In response to low oil prices and weak demand, Schlumberger ($43; SLB) plans to eliminate about 5% of its 19,000 North American workers. Schlumberger is a Long-Term Buy.
Profits not pretty
A grim picture has emerged as investors enter the earnings season. Among S&P 500 Index companies, negative earnings preannouncements for the December quarter outnumber positive news by a ratio of more than 4-to-1, twice the ratio seen at the same time last year.
Consensus estimates project a December-quarter earnings decline of 15%, with seven of the 10 market sectors posting lower profits. A focus on individual companies does not improve the picture. Time Warner ($10; TWX) will take a $25 billion charge, writing down the value of its cable, publishing, and Internet businesses. Luxury handbag maker Coach ($17; COH), electronics retailer Best Buy ($27; BBY), and agricultural-products firm Bunge ($48; BG) are also among the many companies that lowered profit guidance.
Investors are taking good news where they can get it. Medical-equipment concern Stryker ($40; SYK) jumped after saying it expects 2008 earnings in line with the consensus.

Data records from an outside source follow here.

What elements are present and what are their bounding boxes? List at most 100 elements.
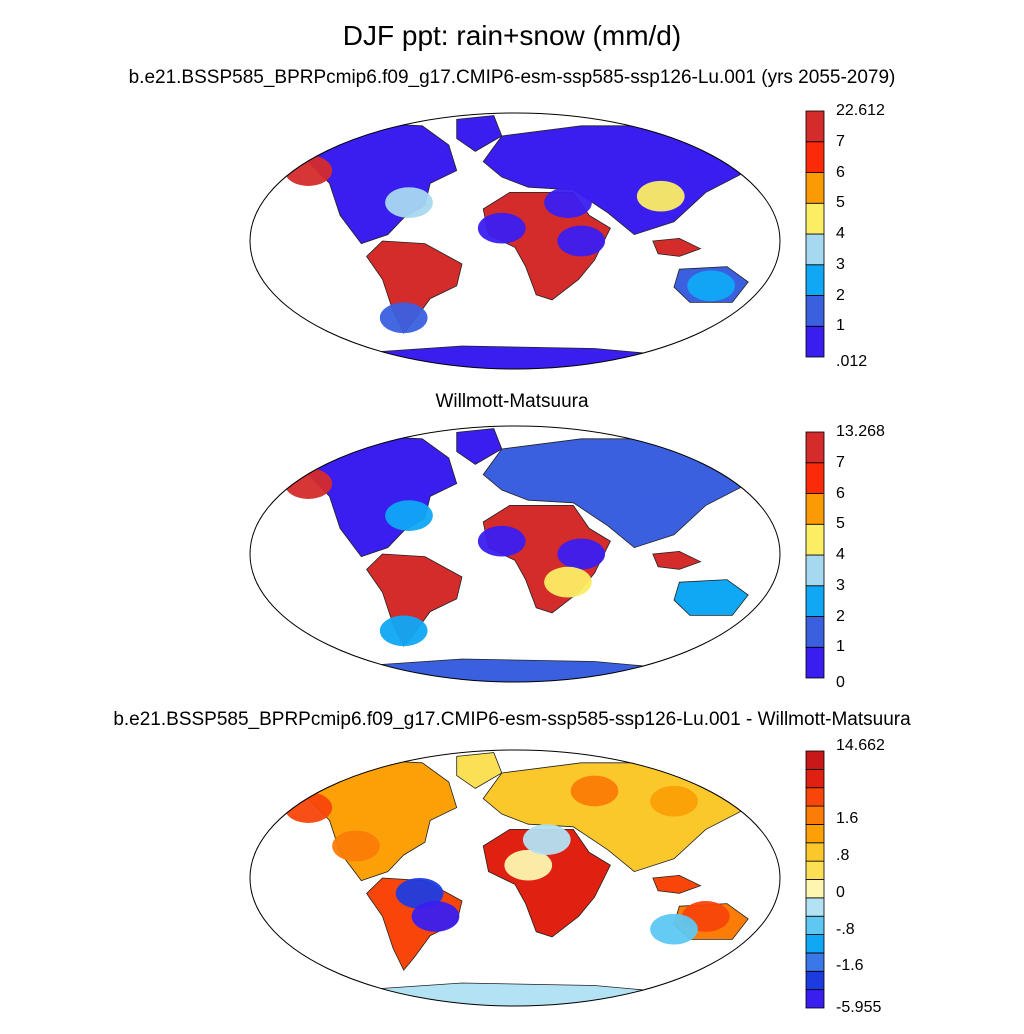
colorbar-label: -.8 (836, 920, 855, 938)
region-patch (385, 187, 433, 218)
region-patch (284, 155, 333, 186)
region-patch (477, 212, 526, 244)
region-patch (687, 270, 735, 302)
colorbar-swatch (805, 554, 825, 587)
panel-1-map (249, 110, 825, 370)
colorbar-swatch (805, 172, 825, 204)
region-patch (557, 538, 606, 570)
region-patch (395, 878, 444, 909)
colorbar-label: 1.6 (836, 810, 859, 828)
colorbar-label: 3 (836, 255, 845, 273)
colorbar-label: 6 (836, 163, 845, 181)
land-regions (275, 752, 749, 1006)
colorbar-label: 7 (836, 132, 845, 150)
colorbar-label: 7 (836, 453, 845, 471)
region-seasia (652, 874, 702, 894)
region-antarctica (349, 658, 681, 682)
colorbar-swatch (805, 879, 825, 899)
land-regions (275, 428, 749, 682)
region-antarctica (349, 982, 681, 1006)
panel-3-map (249, 749, 825, 1009)
colorbar-swatch (805, 860, 825, 880)
colorbar-label: 4 (836, 225, 845, 242)
region-patch (650, 913, 698, 945)
colorbar-label: -1.6 (836, 957, 864, 975)
region-patch (570, 775, 619, 807)
colorbar-label: 0 (836, 674, 845, 691)
region-greenland (456, 752, 503, 789)
region-patch (544, 187, 592, 218)
colorbar-swatch (805, 750, 825, 770)
colorbar-swatch (805, 585, 825, 617)
region-patch (689, 148, 738, 180)
colorbar-swatch (805, 616, 825, 648)
colorbar-swatch (805, 325, 825, 358)
colorbar-swatch (805, 110, 825, 143)
colorbar-label: 2 (836, 607, 845, 625)
colorbar-label: .012 (836, 353, 868, 370)
region-patch (636, 493, 685, 525)
colorbar-swatch (805, 202, 825, 235)
colorbar-swatch (805, 646, 825, 679)
colorbar-swatch (805, 295, 825, 327)
region-antarctica (349, 345, 681, 369)
region-patch (284, 792, 333, 823)
colorbar-swatch (805, 952, 825, 972)
colorbar-swatch (805, 915, 825, 935)
region-patch (522, 824, 571, 855)
panel-2-subtitle: Willmott-Matsuura (435, 391, 589, 412)
region-patch (284, 468, 333, 499)
colorbar-label: 4 (836, 546, 845, 563)
region-patch (636, 180, 685, 212)
map-outline (249, 425, 781, 683)
colorbar-label: 1 (836, 638, 845, 656)
colorbar-swatch (805, 970, 825, 991)
colorbar-swatch (805, 523, 825, 556)
colorbar-swatch (805, 805, 825, 825)
panel-1-subtitle: b.e21.BSSP585_BPRPcmip6.f09_g17.CMIP6-es… (128, 67, 896, 88)
region-greenland (456, 115, 503, 152)
region-patch (557, 225, 606, 257)
region-patch (379, 302, 428, 334)
colorbar-swatch (805, 264, 825, 296)
region-seasia (652, 237, 702, 257)
colorbar-label: 22.612 (836, 102, 885, 119)
panel-2-map (249, 425, 825, 683)
region-patch (411, 901, 460, 932)
colorbar-label: .8 (836, 847, 850, 865)
colorbar-label: 3 (836, 576, 845, 594)
colorbar-label: 14.662 (836, 737, 885, 754)
region-patch (650, 785, 698, 817)
colorbar-swatch (805, 141, 825, 173)
panel-3-subtitle: b.e21.BSSP585_BPRPcmip6.f09_g17.CMIP6-es… (113, 709, 911, 730)
colorbar-label: 6 (836, 484, 845, 502)
colorbar-swatch (805, 824, 825, 844)
region-seasia (652, 550, 702, 570)
colorbar-swatch (805, 431, 825, 464)
region-patch (332, 830, 380, 862)
region-patch (544, 566, 592, 598)
region-patch (379, 615, 428, 647)
colorbar-swatch (805, 768, 825, 789)
land-regions (275, 115, 749, 369)
region-patch (477, 525, 526, 557)
colorbar-label: -5.955 (836, 999, 882, 1016)
colorbar-swatch (805, 233, 825, 266)
colorbar-label: 5 (836, 194, 845, 212)
colorbar-swatch (805, 462, 825, 494)
colorbar-swatch (805, 897, 825, 917)
colorbar-swatch (805, 493, 825, 525)
region-patch (504, 849, 553, 881)
region-greenland (456, 428, 503, 465)
region-patch (385, 500, 433, 531)
colorbar-swatch (805, 989, 825, 1009)
colorbar-swatch (805, 934, 825, 954)
colorbar-swatch (805, 842, 825, 862)
colorbar-label: 13.268 (836, 423, 885, 440)
colorbar-label: 5 (836, 515, 845, 533)
map-outline (249, 112, 781, 370)
colorbar-label: 2 (836, 286, 845, 304)
colorbar-swatch (805, 787, 825, 807)
map-outline (249, 749, 781, 1007)
colorbar-label: 1 (836, 317, 845, 335)
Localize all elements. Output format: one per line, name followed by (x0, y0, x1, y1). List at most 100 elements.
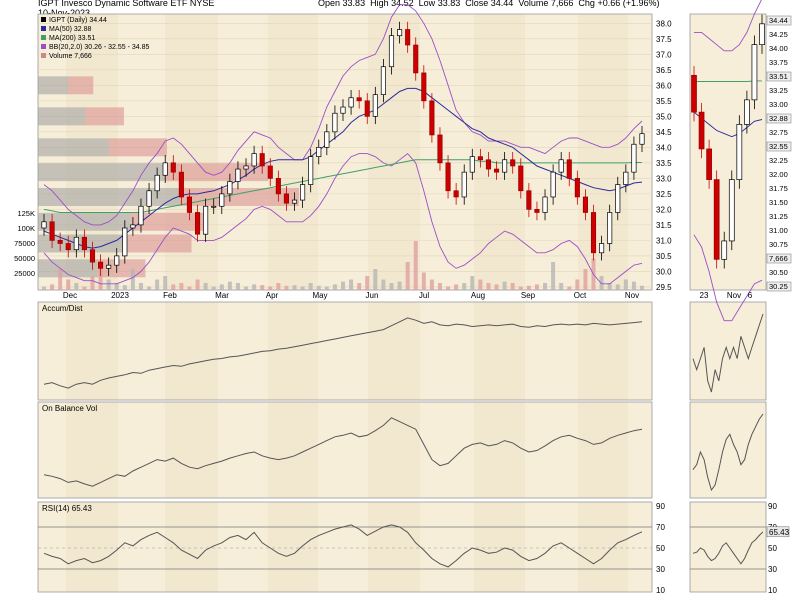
volume-bar (235, 283, 240, 290)
candle-body (89, 249, 96, 263)
right-axis-label: 31.25 (769, 212, 788, 221)
candle-body (364, 100, 370, 117)
candle-body (590, 212, 597, 254)
month-band (368, 402, 420, 498)
volume-bar (50, 284, 55, 290)
x-axis-label: Jun (366, 291, 379, 300)
volume-label: Volume (518, 0, 549, 8)
month-band (578, 502, 628, 592)
zoom-bollinger-upper (694, 0, 762, 52)
volume-bar (615, 284, 620, 290)
volume-bar (122, 285, 127, 290)
price-axis-label: 33.0 (656, 174, 672, 183)
vbp-bar-up (38, 187, 182, 206)
ma200-line (43, 159, 642, 213)
month-band (474, 14, 525, 290)
volume-bar (203, 283, 208, 290)
volume-bar (74, 283, 79, 290)
price-axis-label: 35.0 (656, 112, 672, 121)
volume-bar (365, 276, 370, 290)
vbp-bar-down (181, 187, 299, 206)
low-value: 33.83 (437, 0, 461, 8)
volume-bar (478, 279, 483, 290)
month-band (368, 302, 420, 400)
right-axis-label: 31.50 (769, 198, 788, 207)
candle-body (154, 174, 160, 192)
volume-bar (260, 285, 265, 290)
volume-bar (429, 279, 434, 290)
rsi-axis-label: 70 (656, 523, 665, 532)
panel-bg-2 (37, 401, 653, 499)
panel-bg-1 (37, 301, 653, 401)
right-axis-label: 31.00 (769, 226, 788, 235)
candle-body (421, 72, 427, 102)
volume-bar (559, 283, 564, 290)
volume-bar (526, 285, 531, 290)
volume-bar (373, 269, 378, 290)
zoom-rsi-axis-label: 30 (768, 565, 777, 574)
price-axis-label: 35.5 (656, 97, 672, 106)
price-axis-label: 33.5 (656, 159, 672, 168)
candle-body (194, 212, 201, 235)
volume-bar (486, 283, 491, 290)
candle-body (114, 255, 120, 266)
panel-bg-3 (37, 501, 653, 593)
month-band (474, 502, 525, 592)
zoom-rsi-line (692, 531, 764, 565)
ohlc-summary: Open 33.83 High 34.52 Low 33.83 Close 34… (318, 0, 660, 8)
candle-body (510, 159, 516, 167)
volume-bar (502, 281, 507, 290)
candle-body (542, 196, 548, 213)
high-value: 34.52 (391, 0, 414, 8)
volume-bar (106, 279, 111, 290)
rsi-axis-label: 30 (656, 565, 665, 574)
candle-body (146, 190, 152, 207)
month-band (66, 302, 118, 400)
right-axis-label: 33.25 (769, 86, 788, 95)
rsi-axis-label: 50 (656, 544, 665, 553)
candle-body (477, 156, 483, 161)
right-axis-highlight (766, 15, 792, 26)
volume-bar (389, 283, 394, 290)
obv-label: On Balance Vol (42, 404, 97, 413)
zoom-x-label: 23 (700, 291, 709, 300)
volume-bar (171, 284, 176, 290)
volume-axis-label: 125K (17, 209, 35, 218)
volume-bar (114, 283, 119, 290)
volume-bar (599, 276, 604, 290)
candle-body (41, 221, 47, 229)
volume-bar (268, 286, 273, 290)
candle-body (558, 159, 564, 173)
candle-body (227, 181, 233, 195)
volume-bar (130, 269, 135, 290)
right-axis-label: 7,666 (769, 254, 788, 263)
candle-body (170, 162, 176, 173)
bollinger-lower (43, 152, 643, 285)
candle-body (324, 131, 330, 148)
x-axis-label: Sep (521, 291, 536, 300)
volume-bar (252, 284, 257, 290)
volume-bar (147, 286, 152, 290)
open-value: 33.83 (342, 0, 366, 8)
candle-body (413, 44, 419, 74)
candle-body (251, 153, 257, 167)
right-axis-label: 34.25 (769, 30, 788, 39)
open-label: Open (318, 0, 341, 8)
candle-body (607, 212, 613, 244)
month-band (578, 302, 628, 400)
legend-entry: MA(200) 33.51 (49, 35, 95, 42)
volume-bar (518, 286, 523, 290)
right-axis-label: 32.55 (769, 142, 788, 151)
zoom-rsi-axis-label: 90 (768, 502, 777, 511)
accum-dist-label: Accum/Dist (42, 304, 83, 313)
candle-body (300, 184, 306, 201)
rsi-last-label: 65.43 (769, 528, 790, 537)
vbp-bar-up (38, 234, 123, 253)
month-band (268, 502, 318, 592)
candle-body (550, 171, 556, 198)
candle-body (639, 133, 645, 145)
month-band (368, 502, 420, 592)
candle-body (380, 66, 386, 95)
volume-bar (195, 279, 200, 290)
month-band (474, 302, 525, 400)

Time Warner, Coach, Best Buy, Bunge, and Stryker are rated Neutral.
A number of historically robust companies readied investors for less-than-stellar earnings, including the two recommendations below:
Airgas ($40; ARG) lowered December-quarter profit guidance. The company now expects per-share earnings of $0.74 to $0.76, $0.08 below a previous target range though still up at least 10% from year-earlier levels. Shares have climbed since the announcement, possibly because Wall Street expected worse news. Airgas is a Focus List Buy.
Wal-Mart Stores ($52; WMT) trimmed per-share-profit forecasts for the January quarter. However, the retail giant expects flat to higher same-store sales in January, not too shabby in the current environment. Wal-Mart is a Long-Term Buy.